Ma is a movie that knows what it is precisely, what it wants to do and never tries to be anything more than that. Sometimes, that’s just what one needs in a trip to the movies and the latest Blumhouse thriller, directed by Tate Taylor (The Help, Get On Up), leans heavily into its schlock value. The only thing setting Ma apart from your shopworn thriller is its weaponized main attraction: Octavia Spencer.
“…Ma’s home becomes the hottest place to party in town.”
As the movie begins, Maggie (Diana Silvers) is moving to a new town with her mother Erica (Juliette Lewis). The two seem close and eager to start a new life after Maggie’s father leaves Erica for a new woman. Maggie is a bit shy, but a group of kids at school befriend her instantly, inviting her to a party, which she is reluctant to accept. Haley (McKaley Miller), Andy (Corey Fogelmanis), Chaz (Gianni Paolo) and Darrell (Dante Brown) like to hang out after school in secluded areas and drink but often have a hard time securing their alcohol. They force Maggie to stand outside a convenience store and convince patrons to buy their drinks. One woman, Sue Ann (Spencer), doesn’t like to idea of them driving around drinking but ultimately gives in to their request.
Sue Ann continues to fill their drink orders and seems to enjoy helping the kids out. She brings them back to her house and shows them her basement and tells them they are welcome to park there any time, as long as they don’t take the Lord’s name in vain, spit on her floor and don’t go upstairs. Darrell gives Sue Ann the titular nickname and Ma’s home becomes the hottest place to party in town.

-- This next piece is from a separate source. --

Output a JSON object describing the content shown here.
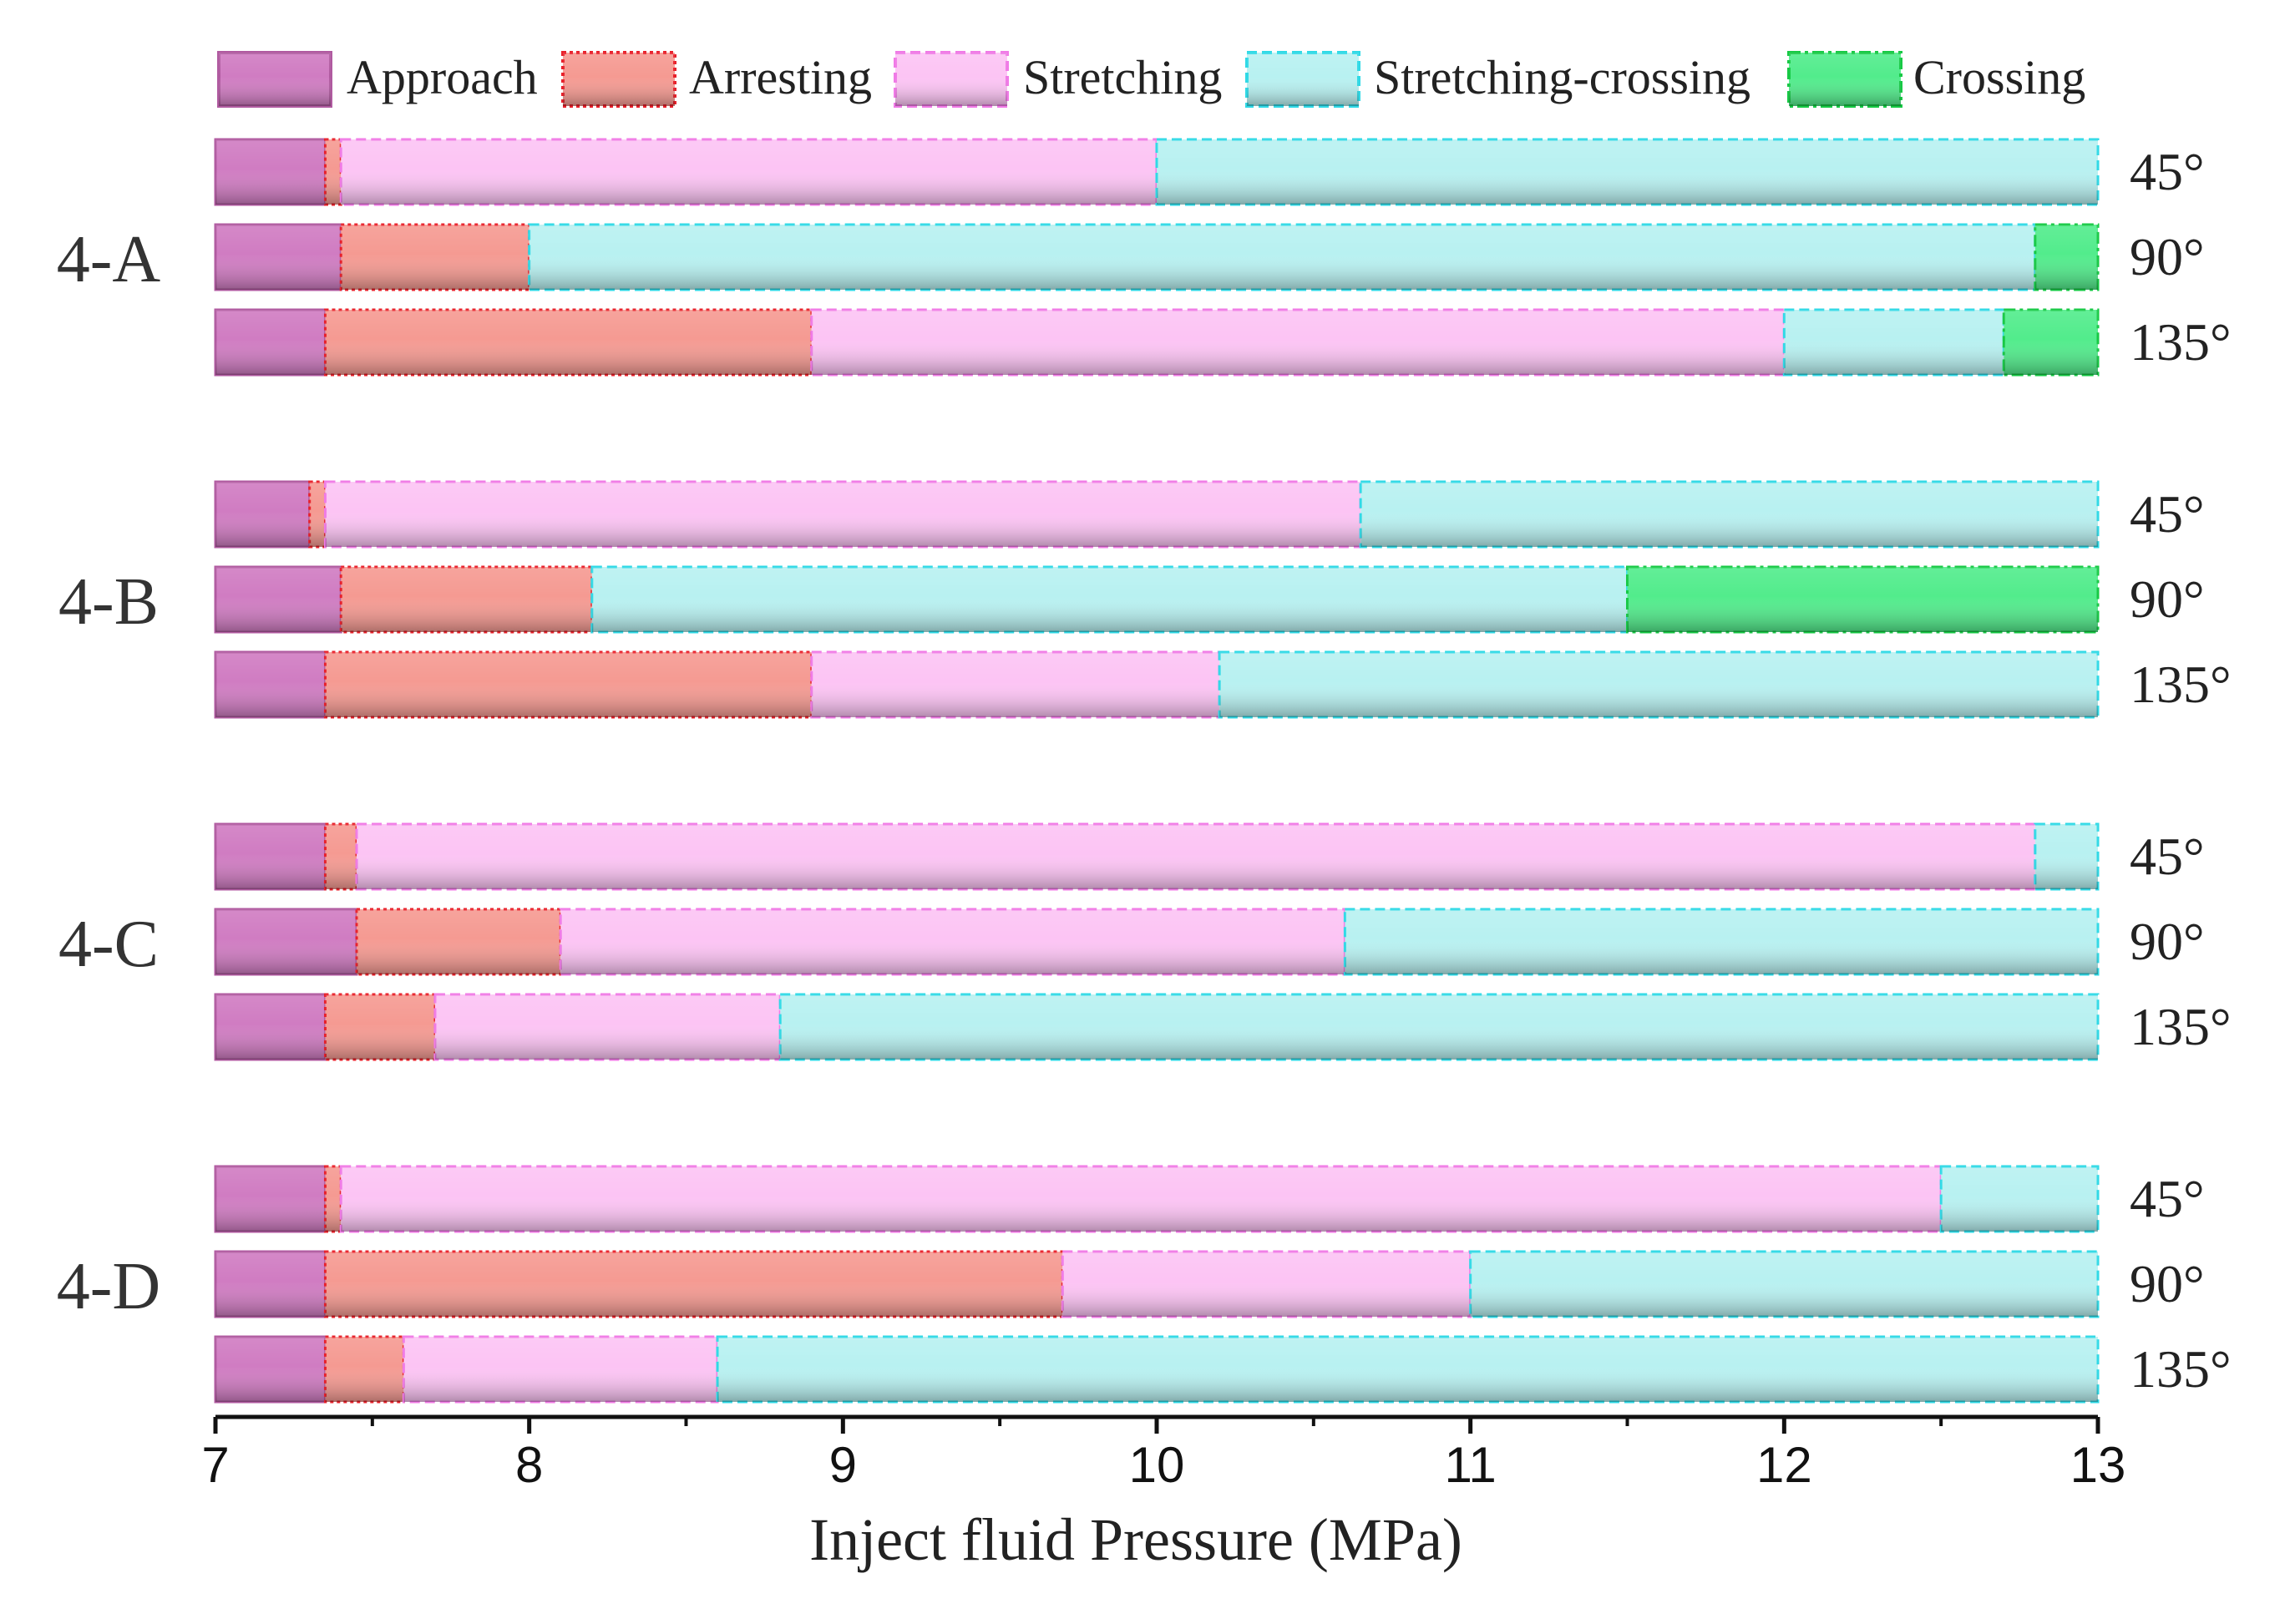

“No plot point may ever shock you, but Ma is happy to make you feel uncomfortable along the way…”
It’s inherently weird that Sue Ann is hosting a houseful of teenagers and partying with them and watching the weirdness unfold is Ma’s twisted pleasure. The film’s trajectory feels familiar, and Ma doesn’t really hold a ton of surprises but is a genuine scream-at-screen delight. Waiting to see what Sue Ann will do next is part of the fun, even if we know each scene is building on an expected path. No plot point may ever shock you, but Ma is happy to make you feel uncomfortable along the way.
The greatest pleasure the movie has to offer is a chance to watch Spencer perform completely unhinged and relish every moment doing so. Spencer has been living in supporting roles, earning three Oscar nominations in the Best Supporting Actress category, including a win for The Help, so the fact she gets to sink her teeth into a villainous role is satisfying to watch. An actress of her stature is able to bring pathos to a character designed to hate, which gives Ma an edge over your average thriller. Hopefully, this isn’t the last time we see her lead a genre picture.